A few days ago I did a post discussing the recent Japanese proposal for a 3% inflation target. Britmouse recently sent me a link suggesting it was an NGDP targeting proposal, not an inflation target:
The head of Japan’s biggest opposition party said he will make Prime Minister Yoshihiko Noda’s management of the world’s third-largest economy a key issue in seeking to unseat him in next month’s election.
“This election will be a fight to win back Japan,” Shinzo Abe told reporters at Liberal Democratic Party headquarters yesterday in Tokyo after parliament was dissolved for the Dec. 16 vote. “I will do all I can to end the political chaos and stalled economy.”
Public support for Noda plummeted as he pushed through a bill doubling the five percent sales tax in a bid to rein in the world’s largest public debt and restarted some nuclear reactors following last year’s Fukushima disaster. Opinion polls show his Democratic Party of Japan is set to lose power, making way for the country’s seventh leader in six years.
In a nationally televised press conference, Noda said he decided to call the election after reaching deals to pass a deficit financing bill and electoral revisions. Polls show four- fifths of voters support neither main party, signaling that the next prime minister may have to form a coalition government.
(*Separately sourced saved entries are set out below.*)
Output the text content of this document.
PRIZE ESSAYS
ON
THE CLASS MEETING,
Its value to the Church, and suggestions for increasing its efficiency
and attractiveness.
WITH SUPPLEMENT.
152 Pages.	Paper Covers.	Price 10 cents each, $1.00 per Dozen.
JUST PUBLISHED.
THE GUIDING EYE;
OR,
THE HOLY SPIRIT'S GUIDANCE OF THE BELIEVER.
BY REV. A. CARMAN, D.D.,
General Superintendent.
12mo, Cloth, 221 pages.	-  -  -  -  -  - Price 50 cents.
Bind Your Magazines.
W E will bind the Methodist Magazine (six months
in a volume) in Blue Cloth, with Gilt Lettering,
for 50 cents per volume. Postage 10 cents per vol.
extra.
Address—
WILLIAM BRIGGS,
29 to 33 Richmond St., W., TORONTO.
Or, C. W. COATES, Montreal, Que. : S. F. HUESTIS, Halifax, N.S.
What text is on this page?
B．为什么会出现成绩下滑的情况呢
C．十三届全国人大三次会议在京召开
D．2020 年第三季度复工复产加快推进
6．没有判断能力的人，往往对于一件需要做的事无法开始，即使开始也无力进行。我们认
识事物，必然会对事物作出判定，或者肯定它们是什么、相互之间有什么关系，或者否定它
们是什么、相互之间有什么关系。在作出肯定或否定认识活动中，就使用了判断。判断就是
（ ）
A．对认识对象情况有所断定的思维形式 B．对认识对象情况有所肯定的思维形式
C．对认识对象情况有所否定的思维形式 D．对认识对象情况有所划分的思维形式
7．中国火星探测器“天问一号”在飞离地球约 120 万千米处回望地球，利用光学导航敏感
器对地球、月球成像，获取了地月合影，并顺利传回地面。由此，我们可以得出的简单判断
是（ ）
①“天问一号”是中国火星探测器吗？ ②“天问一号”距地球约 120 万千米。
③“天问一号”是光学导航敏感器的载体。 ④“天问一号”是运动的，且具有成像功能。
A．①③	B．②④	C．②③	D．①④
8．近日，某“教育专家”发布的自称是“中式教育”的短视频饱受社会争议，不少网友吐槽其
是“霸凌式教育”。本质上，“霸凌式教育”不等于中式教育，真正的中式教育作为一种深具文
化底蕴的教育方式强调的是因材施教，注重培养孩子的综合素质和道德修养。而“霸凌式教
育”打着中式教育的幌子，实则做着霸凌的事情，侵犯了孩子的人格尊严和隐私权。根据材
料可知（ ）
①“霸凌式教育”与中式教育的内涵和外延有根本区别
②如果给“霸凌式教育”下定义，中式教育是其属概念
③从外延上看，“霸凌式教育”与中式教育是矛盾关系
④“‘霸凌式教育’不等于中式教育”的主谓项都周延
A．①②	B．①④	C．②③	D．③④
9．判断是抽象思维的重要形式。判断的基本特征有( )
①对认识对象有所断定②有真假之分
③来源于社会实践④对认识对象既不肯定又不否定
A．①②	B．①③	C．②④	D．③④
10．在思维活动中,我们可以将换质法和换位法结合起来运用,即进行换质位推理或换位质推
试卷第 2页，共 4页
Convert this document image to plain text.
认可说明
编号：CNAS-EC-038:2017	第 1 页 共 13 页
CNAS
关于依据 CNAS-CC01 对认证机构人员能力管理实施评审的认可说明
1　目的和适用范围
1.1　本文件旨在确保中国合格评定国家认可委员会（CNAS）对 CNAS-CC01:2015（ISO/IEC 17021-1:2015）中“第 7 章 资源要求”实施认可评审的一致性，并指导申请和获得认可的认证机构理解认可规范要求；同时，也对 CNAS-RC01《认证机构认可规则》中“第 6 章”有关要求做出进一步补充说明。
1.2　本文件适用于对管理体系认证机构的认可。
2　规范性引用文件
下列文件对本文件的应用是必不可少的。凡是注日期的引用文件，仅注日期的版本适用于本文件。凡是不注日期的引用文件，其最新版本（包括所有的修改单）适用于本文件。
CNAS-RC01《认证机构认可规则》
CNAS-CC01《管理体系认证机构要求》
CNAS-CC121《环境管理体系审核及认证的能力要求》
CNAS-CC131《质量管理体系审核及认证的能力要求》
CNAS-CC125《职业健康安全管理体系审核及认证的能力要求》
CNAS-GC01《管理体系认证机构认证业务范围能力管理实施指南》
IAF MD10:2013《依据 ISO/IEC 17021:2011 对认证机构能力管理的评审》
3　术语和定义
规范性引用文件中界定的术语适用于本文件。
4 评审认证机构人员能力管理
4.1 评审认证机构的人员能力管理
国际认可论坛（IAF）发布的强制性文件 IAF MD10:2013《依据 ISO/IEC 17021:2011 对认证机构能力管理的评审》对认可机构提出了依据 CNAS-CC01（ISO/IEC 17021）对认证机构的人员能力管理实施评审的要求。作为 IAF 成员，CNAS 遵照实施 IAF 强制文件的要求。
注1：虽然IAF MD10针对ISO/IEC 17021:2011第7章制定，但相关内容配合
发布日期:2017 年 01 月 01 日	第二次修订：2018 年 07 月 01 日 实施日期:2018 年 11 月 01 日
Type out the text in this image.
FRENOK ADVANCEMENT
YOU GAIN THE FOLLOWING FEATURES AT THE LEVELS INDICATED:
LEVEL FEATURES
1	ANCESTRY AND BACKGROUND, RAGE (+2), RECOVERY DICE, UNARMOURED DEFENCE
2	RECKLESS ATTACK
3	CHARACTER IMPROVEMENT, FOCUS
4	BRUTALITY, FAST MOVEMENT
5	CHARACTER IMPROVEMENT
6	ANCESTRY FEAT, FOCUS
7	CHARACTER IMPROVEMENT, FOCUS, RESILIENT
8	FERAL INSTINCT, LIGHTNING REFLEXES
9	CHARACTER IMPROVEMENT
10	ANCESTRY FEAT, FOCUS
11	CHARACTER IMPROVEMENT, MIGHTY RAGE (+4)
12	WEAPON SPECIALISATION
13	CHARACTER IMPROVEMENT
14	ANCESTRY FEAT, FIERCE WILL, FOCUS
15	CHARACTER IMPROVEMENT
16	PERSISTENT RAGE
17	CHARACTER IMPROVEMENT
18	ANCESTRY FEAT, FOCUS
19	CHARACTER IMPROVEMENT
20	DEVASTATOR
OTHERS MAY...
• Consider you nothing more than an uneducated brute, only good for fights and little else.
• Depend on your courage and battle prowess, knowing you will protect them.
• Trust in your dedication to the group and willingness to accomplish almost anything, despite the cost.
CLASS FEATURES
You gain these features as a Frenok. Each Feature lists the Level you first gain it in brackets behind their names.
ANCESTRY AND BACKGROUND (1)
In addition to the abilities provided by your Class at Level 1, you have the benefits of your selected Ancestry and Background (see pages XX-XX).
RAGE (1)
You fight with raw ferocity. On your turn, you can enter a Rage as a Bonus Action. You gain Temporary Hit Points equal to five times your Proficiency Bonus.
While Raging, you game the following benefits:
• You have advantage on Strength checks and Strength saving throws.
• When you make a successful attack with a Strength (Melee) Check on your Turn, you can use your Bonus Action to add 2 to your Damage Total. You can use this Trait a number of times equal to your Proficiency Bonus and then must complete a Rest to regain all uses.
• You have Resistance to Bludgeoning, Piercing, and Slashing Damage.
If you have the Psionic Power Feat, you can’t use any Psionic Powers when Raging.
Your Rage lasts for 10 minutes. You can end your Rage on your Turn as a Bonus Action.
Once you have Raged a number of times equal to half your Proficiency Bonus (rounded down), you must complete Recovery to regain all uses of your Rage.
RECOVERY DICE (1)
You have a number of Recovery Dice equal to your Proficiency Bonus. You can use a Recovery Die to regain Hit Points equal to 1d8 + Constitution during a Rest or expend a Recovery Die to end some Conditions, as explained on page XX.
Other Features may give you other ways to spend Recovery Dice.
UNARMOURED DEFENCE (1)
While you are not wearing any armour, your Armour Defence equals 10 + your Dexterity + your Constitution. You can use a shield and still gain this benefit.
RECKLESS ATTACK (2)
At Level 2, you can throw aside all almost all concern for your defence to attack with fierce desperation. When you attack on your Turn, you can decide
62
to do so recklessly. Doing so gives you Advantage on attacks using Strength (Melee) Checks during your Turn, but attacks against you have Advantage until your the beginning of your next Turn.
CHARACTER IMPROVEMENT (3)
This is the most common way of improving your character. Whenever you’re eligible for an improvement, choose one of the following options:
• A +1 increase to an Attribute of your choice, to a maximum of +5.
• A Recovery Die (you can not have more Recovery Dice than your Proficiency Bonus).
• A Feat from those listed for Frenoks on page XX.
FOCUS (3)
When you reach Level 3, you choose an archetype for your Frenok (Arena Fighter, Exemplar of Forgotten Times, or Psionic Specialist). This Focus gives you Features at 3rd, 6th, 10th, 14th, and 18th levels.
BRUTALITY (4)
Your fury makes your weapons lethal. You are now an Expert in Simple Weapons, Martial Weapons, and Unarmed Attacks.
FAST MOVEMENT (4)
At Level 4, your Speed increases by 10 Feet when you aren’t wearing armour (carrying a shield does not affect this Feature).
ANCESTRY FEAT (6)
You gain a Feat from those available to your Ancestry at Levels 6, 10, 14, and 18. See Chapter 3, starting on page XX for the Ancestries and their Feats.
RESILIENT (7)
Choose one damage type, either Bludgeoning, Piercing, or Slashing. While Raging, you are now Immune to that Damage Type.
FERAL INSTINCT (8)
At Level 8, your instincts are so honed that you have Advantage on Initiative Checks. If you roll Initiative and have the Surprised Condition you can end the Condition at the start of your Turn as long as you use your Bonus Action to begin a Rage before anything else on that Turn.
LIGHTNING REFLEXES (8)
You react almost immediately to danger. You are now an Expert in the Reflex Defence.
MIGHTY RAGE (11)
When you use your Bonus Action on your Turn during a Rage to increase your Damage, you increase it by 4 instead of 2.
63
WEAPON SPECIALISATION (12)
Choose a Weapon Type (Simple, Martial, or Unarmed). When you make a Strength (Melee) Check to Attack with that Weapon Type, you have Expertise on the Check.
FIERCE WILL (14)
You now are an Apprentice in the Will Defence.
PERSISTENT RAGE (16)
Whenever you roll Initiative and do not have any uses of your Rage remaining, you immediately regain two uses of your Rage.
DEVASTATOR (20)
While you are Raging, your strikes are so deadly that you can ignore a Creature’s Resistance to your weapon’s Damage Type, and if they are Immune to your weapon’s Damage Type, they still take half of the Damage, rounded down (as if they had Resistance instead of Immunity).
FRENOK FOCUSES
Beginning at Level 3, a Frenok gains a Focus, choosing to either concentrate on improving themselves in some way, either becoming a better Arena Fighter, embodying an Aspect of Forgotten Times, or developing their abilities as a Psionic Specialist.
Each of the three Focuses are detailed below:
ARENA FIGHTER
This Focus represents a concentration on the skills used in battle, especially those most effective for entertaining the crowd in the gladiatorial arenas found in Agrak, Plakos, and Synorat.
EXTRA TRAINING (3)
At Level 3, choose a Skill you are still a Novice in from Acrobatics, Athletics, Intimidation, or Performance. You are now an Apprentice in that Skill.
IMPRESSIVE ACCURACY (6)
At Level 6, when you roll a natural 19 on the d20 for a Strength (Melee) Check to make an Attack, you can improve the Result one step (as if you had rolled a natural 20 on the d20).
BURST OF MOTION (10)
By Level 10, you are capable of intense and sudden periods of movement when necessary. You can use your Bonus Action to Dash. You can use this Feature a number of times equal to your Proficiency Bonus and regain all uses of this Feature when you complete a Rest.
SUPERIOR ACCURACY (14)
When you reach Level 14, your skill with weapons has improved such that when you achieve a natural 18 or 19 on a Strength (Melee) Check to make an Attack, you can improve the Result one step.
Abe advocates increased monetary easing to reverse more than a decade of falling prices and said he would consider revising a law guaranteeing the independence of the Bank of Japan. (8301) In an economic policy plan issued yesterday, the LDP said it would pursue policies to attain 3 percent nominal growth. The party governed Japan for more than half a century until ousted by the DPJ in 2009. (Emphasis added.)
The Liberal Democratic Party (which isn’t particularly liberal or democratic) seems to be running on a market monetarist platform. In the world’s third largest economy. And it’s likely to win. Interesting.